Le prochain départ à la retraite de l'emblématique Bob Kunze-Concewitz en avril 2024, auquel succédera Matteo Fantacchiotti, ne devrait guère modifier la stratégie de l'entreprise. Au contraire, la nomination de l'ancien directeur général de la région APAC témoigne de la volonté de l'entreprise de renforcer sa présence dans cette région. Matteo possède une connaissance approfondie de la région APAC et a contribué à permettre à Campari de renforcer sa présence sur des marchés clés tels que l'Inde, le Japon, la Corée du Sud et la Chine.
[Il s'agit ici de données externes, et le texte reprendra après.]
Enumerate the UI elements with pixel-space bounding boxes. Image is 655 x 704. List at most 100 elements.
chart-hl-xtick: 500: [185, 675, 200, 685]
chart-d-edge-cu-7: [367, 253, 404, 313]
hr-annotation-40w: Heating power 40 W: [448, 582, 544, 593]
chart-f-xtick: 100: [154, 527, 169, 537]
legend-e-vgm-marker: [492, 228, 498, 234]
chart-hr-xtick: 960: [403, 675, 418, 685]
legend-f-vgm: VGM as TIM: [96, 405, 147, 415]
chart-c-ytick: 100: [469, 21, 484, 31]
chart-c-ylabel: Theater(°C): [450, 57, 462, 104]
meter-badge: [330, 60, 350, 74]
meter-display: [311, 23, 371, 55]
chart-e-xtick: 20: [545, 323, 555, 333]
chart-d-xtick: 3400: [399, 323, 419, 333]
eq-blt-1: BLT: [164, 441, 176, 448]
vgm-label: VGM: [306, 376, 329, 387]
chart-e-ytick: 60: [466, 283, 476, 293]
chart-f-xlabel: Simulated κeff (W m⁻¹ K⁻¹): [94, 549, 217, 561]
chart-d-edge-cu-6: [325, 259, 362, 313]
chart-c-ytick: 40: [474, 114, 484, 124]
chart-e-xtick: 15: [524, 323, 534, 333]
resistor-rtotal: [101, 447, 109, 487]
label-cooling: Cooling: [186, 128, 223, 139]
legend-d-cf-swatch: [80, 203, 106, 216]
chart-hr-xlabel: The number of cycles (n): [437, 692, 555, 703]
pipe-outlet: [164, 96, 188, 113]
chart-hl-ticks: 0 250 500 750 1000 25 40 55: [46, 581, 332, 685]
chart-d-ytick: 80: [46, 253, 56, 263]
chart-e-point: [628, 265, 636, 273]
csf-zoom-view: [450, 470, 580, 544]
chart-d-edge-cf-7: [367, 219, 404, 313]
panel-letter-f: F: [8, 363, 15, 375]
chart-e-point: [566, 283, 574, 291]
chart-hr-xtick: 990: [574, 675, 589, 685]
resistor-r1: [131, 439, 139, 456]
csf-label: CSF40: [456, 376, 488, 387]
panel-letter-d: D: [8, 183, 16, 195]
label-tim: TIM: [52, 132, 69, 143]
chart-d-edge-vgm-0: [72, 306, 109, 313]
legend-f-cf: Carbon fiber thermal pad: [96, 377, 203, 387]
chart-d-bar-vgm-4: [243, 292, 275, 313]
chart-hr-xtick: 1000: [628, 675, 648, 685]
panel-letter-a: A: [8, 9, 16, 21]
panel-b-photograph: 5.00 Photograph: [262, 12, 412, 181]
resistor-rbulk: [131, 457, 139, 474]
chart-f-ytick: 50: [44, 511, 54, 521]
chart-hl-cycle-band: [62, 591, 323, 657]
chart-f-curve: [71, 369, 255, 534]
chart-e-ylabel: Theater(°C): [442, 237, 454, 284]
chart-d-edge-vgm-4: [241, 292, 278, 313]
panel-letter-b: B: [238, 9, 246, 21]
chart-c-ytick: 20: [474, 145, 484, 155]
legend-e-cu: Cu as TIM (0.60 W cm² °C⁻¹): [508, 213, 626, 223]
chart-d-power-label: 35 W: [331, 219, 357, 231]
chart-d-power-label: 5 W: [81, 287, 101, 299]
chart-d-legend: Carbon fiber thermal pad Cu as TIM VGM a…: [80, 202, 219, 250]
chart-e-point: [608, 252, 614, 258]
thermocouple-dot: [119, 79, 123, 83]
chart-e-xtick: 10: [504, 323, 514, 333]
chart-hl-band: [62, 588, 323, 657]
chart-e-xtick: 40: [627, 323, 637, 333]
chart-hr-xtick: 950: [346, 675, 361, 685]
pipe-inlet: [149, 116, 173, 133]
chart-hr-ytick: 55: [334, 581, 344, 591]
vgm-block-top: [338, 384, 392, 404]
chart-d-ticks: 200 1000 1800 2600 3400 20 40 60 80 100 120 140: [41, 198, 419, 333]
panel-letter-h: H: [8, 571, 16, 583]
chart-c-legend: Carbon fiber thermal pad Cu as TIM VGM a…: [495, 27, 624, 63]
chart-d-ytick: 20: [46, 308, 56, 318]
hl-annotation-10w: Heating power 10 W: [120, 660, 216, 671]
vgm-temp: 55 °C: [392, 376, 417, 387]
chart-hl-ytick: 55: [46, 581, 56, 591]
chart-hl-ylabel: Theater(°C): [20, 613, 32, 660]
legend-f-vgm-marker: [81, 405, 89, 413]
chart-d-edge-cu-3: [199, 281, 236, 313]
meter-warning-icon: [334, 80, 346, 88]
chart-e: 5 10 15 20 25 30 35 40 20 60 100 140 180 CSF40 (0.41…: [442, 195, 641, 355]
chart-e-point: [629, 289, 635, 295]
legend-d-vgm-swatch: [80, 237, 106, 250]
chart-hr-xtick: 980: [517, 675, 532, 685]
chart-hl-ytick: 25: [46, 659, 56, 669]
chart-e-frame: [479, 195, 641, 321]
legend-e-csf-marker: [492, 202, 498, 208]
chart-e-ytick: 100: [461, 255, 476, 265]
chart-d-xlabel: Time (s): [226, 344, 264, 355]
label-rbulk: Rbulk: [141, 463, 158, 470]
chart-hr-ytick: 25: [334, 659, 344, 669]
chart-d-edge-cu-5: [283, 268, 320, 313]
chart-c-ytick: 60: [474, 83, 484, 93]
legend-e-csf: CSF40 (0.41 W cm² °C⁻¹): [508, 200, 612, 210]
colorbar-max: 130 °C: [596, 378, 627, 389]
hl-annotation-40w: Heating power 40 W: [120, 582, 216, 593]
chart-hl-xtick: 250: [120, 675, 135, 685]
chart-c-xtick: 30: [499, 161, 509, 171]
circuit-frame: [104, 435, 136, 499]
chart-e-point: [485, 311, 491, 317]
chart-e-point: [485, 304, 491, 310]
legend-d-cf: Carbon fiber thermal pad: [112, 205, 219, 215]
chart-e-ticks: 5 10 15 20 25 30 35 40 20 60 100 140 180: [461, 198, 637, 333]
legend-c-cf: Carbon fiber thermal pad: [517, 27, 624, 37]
Néanmoins, l'exposition limitée de la société à l'APAC limite sa capacité à capitaliser sur les fondamentaux robustes de l'Inde et sur la reprise complète attendue en Chine. En outre, la situation actuelle en Chine a encore retardé le lancement d'Aperol sur le marché chinois. Ce lancement avait déjà été reporté en raison du COVID-19 et des blocages qui ont suivi.

Notre avis - Le profil unique de Campari présente probablement moins de risques de baisse que son secteur d'activité. Cependant, la société offre une hausse symétrique limitée à court terme. Sa faible exposition à la Chine et aux spiritueux âgés s'est avérée être un atout durant cette période de turbulences mais, une fois la tendance inversée, ces deux facteurs pourraient se transformer en faiblesses. De ce point de vue, nous préférons Remy Cointreau.